Of the total, 5,491 were children below the age of 18 — 1,571 boys, 3,920 girls.
The city recorded 17,567 fresh adult missing persons cases in 2024, comprising 7,911 men and 9,656 women.
According to the NCRB data, released on Wednesday, 14,637 men, 18,238 women and six transgender persons were still missing from previous years.
At the latest count, in 2024, Delhi had a total of 55,939 missing persons cases — 24,119 men, 31,814 women and six transgender persons.
In 2024, police traced or collected 28,392 missing persons, including 12,182 men, 16,208 women and two transgender persons.
Only half of the men and half of the women who went missing could be traced.
A total of 27,547 missing persons – 11,937 men, 15,606 women, four transgender persons — were yet to be untraced by the end of the year, the data showed.
The data also revealed that 5,352 children from previous years remained untraced at the beginning of 2024.

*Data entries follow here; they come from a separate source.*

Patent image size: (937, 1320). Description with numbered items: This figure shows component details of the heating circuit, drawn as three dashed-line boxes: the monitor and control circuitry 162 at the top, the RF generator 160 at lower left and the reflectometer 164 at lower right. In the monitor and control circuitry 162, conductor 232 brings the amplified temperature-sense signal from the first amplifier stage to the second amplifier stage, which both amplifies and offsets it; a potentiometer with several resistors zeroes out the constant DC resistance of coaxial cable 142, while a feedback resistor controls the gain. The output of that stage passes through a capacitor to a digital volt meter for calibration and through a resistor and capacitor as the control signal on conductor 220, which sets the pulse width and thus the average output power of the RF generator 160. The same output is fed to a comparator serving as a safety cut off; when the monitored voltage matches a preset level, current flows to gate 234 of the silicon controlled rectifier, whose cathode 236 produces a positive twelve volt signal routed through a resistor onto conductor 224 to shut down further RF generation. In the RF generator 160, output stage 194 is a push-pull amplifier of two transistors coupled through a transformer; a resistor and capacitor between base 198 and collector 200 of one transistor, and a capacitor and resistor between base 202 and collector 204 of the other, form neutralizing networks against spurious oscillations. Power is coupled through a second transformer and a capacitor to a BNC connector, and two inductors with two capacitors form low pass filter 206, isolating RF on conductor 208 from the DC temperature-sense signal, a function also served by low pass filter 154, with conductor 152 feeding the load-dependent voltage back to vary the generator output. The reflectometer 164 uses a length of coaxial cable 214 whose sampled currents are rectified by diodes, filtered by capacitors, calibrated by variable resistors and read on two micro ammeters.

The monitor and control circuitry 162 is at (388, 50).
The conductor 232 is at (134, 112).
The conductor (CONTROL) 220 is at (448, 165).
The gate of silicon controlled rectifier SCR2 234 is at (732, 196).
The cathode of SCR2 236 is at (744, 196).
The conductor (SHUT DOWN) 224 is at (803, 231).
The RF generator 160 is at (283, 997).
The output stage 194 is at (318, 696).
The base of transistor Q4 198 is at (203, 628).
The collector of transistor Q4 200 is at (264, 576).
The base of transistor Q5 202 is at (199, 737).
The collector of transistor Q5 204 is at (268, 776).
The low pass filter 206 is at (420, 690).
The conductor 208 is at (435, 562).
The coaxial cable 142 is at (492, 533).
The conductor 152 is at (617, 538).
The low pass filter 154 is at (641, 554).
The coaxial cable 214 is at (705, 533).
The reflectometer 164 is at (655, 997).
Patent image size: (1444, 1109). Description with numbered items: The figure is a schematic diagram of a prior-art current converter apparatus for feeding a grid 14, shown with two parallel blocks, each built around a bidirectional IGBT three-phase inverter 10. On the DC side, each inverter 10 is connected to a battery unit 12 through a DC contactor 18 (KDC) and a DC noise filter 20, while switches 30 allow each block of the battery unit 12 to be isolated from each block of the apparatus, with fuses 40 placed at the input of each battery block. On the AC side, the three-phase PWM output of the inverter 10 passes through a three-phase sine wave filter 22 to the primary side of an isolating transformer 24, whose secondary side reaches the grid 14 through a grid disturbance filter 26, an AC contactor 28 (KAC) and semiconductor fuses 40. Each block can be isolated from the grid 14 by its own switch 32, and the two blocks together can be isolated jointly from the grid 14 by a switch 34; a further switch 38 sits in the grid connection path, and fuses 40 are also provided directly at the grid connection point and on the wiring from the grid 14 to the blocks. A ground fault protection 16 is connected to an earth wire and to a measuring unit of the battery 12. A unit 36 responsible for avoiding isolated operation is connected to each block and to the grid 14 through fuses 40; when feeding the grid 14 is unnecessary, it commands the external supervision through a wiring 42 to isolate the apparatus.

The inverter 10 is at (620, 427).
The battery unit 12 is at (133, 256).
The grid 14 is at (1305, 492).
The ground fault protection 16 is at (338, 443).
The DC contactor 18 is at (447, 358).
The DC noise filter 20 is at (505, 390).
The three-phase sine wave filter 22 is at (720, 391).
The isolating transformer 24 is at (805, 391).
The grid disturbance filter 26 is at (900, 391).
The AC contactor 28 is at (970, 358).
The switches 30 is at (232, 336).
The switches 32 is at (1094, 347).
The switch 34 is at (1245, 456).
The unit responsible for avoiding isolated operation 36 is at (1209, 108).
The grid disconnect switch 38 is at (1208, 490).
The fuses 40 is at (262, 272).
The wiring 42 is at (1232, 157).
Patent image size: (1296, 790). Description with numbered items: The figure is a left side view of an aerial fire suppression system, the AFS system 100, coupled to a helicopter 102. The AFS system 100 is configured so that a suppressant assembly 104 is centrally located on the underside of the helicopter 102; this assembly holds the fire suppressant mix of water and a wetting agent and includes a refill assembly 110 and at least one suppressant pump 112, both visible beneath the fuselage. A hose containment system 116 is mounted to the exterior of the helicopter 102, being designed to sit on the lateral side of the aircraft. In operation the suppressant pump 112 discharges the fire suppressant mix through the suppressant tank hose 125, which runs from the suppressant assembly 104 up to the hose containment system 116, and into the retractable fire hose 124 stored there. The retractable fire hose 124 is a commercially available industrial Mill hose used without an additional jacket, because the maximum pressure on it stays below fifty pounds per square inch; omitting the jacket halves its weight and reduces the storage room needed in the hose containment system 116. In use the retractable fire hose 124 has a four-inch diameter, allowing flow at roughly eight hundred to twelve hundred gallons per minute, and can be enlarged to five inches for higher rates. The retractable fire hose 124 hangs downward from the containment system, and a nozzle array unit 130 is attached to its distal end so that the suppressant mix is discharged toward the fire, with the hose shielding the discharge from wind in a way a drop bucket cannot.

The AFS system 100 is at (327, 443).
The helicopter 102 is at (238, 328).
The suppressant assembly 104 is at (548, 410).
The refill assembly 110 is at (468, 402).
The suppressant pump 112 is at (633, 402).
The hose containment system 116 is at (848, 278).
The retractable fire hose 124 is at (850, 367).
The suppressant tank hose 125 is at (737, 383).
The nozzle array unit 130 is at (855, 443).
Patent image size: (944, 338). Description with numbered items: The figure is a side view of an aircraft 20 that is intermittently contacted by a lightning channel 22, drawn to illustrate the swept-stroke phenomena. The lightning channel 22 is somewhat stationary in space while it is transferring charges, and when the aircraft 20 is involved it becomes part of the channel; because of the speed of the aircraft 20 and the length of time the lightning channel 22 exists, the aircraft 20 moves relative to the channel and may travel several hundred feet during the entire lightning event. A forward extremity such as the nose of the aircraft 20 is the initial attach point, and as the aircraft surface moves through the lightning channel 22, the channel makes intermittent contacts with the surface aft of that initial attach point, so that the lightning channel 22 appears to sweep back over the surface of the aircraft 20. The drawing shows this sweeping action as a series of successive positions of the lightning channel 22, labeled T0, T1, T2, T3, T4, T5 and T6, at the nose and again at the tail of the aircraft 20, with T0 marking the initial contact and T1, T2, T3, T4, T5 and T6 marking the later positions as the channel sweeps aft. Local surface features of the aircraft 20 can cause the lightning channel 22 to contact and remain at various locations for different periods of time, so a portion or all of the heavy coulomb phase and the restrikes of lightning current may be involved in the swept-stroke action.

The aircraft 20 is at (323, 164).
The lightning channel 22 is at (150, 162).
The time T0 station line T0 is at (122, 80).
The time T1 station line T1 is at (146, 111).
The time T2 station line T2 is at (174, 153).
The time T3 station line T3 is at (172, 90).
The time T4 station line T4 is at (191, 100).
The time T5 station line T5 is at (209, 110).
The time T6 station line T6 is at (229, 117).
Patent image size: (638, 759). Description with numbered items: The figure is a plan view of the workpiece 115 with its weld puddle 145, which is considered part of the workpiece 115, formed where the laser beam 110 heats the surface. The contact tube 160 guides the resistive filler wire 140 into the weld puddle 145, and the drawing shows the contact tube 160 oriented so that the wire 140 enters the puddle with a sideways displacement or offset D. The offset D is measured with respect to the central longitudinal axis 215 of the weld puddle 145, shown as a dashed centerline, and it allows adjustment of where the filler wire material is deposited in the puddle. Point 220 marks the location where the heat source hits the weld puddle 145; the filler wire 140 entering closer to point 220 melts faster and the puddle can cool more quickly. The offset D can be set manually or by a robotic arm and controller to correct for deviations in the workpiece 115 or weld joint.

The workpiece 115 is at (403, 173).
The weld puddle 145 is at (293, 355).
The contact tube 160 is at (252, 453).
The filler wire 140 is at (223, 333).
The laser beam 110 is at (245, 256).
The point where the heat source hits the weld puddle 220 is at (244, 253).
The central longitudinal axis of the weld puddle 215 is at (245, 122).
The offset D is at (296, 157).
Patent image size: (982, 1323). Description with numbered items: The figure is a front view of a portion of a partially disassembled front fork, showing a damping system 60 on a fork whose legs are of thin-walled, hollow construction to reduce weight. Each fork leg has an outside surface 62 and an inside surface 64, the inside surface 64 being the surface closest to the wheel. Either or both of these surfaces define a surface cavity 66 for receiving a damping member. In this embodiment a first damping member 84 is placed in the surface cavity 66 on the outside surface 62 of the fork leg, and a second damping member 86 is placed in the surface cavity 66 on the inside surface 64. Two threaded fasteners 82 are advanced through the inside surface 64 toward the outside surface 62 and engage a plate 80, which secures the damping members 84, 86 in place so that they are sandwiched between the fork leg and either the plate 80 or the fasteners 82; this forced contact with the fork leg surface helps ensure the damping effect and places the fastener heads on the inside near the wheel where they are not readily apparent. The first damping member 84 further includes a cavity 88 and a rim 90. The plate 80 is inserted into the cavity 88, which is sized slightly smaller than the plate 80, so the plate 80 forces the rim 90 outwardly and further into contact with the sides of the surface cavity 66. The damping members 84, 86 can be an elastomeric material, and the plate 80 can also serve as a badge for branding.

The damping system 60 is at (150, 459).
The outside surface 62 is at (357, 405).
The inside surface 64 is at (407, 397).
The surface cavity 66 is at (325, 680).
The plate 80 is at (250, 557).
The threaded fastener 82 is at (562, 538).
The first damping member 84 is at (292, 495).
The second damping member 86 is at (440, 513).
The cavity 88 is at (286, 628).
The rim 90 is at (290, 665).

The number of still missing boys was 1,621, and the number of missing girls was 3,729. Two transgender children were yet to be found.
After adding the pending cases from previous years, the total number of missing children cases handled in 2024 rose to 10,843.
The police traced or recovered 6,762 missing children — 2,030 boys, 4,732 girls.
The recovery rate stood at 63.6 per cent for boys and 61.9 per cent for girls, while no transgender child was traced.
By the end of 2024, a total of 4,081 children remained untraced, 1,162 of them boys, 2,917 girls, and two transgender children.